The LED driving power supply as claimed in claim 5, characterized in that:

The fuse resistor is of chip type.
The LED driving power supply as claimed in claim 2, characterized in that:

The linear drive circuit has a DC to DC module, and the function of the DC to DC module is integrated into the IC module.
A lighting device, characterized in that it includes:

LED lamp bead branch circuit, including multiple LED lamp beads; and

LED driving power supply is electrically connected to the LED lamp bead branch circuit, wherein the LED driving power supply includes:

A linear drive circuit electrically connected to the LED lamp bead branch circuit;

A resistor branch is electrically connected to the linear drive circuit and connected in series with the LED lamp bead branch, wherein the resistor branch includes at least one resistor, and the resistor is configured between the plurality of LED lamp beads. between two LED lamp beads to reduce the voltage drop on the plurality of LED lamp beads.
The lighting device according to claim 7, characterized in that:

It also includes: a bracket on which the LED lamp bead branch arranged in the form of LED filament is configured.
A lighting source for a refrigerator, which is characterized in that it includes:

sealing components;

stand;

An LED filament is configured on the bracket and located in the sealing component, wherein the LED filament includes a plurality of regularly arranged LED lamp beads; and

An LED driving power supply is configured in the sealing component and electrically connected to the LED filament, wherein the LED driving power supply includes:

A DC-to-DC module integrated in an IC module.
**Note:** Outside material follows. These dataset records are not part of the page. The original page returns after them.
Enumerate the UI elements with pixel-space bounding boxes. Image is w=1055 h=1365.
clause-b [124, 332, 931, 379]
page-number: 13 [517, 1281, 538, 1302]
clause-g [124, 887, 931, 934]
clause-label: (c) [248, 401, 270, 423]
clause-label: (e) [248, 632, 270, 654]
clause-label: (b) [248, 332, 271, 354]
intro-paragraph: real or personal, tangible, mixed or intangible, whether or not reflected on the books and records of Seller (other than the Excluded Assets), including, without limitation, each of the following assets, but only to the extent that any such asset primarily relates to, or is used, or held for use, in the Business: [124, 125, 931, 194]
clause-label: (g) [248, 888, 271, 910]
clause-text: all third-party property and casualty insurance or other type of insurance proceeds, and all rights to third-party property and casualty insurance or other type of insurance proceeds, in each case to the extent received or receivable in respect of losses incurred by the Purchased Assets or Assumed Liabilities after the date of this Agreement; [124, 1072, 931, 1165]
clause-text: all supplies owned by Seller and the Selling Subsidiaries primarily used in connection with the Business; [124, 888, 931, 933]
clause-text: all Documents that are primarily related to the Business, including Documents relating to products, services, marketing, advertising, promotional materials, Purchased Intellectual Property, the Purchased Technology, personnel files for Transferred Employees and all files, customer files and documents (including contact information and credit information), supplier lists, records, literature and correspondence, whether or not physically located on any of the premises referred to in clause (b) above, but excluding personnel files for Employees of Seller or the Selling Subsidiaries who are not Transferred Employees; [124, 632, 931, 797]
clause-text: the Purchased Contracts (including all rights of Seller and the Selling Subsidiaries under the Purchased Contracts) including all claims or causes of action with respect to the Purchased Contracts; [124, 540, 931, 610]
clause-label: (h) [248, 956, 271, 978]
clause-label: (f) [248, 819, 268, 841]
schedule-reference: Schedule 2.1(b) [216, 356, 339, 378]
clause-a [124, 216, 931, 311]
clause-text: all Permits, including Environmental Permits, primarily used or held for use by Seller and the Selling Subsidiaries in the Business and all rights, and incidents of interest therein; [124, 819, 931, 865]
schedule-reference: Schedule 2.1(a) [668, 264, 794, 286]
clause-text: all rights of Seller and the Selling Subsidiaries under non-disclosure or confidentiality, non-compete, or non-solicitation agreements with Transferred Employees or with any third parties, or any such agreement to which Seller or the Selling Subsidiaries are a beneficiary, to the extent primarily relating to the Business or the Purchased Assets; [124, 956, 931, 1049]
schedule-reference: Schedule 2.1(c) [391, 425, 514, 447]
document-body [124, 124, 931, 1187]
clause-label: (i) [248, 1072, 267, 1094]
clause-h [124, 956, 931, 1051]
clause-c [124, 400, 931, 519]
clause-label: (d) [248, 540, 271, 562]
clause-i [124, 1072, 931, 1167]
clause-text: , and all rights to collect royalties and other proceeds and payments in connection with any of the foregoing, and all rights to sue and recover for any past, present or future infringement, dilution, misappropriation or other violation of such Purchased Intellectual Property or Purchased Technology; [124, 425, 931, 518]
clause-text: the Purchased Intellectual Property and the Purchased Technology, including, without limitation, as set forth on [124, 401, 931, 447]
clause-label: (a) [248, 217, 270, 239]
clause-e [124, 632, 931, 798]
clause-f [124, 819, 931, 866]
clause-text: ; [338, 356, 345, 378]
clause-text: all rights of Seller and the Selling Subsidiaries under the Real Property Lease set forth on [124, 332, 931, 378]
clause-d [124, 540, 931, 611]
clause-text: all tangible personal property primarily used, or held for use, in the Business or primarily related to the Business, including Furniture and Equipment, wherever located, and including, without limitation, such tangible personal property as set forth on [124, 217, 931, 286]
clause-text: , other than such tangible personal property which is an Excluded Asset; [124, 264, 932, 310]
The IC module has: a first port electrically connected to the VCC bus branch, a second port electrically connected to the ground terminal, and a third port electrically connected to the LED filament. and port 4;

A first resistor branch is connected in series between the VCC bus branch and the first port; and

A second resistor branch is connected in series with the LED filament, wherein both ends of the branch after the LED filament and the second resistor branch are connected in series are connected to the third port and the fourth port.
The lighting source for a refrigerator according to claim 10, wherein the second resistor branch includes at least one resistor, and the resistor is arranged between two of the plurality of LED lamp beads, To reduce the voltage drop on the multiple LED lamp beads.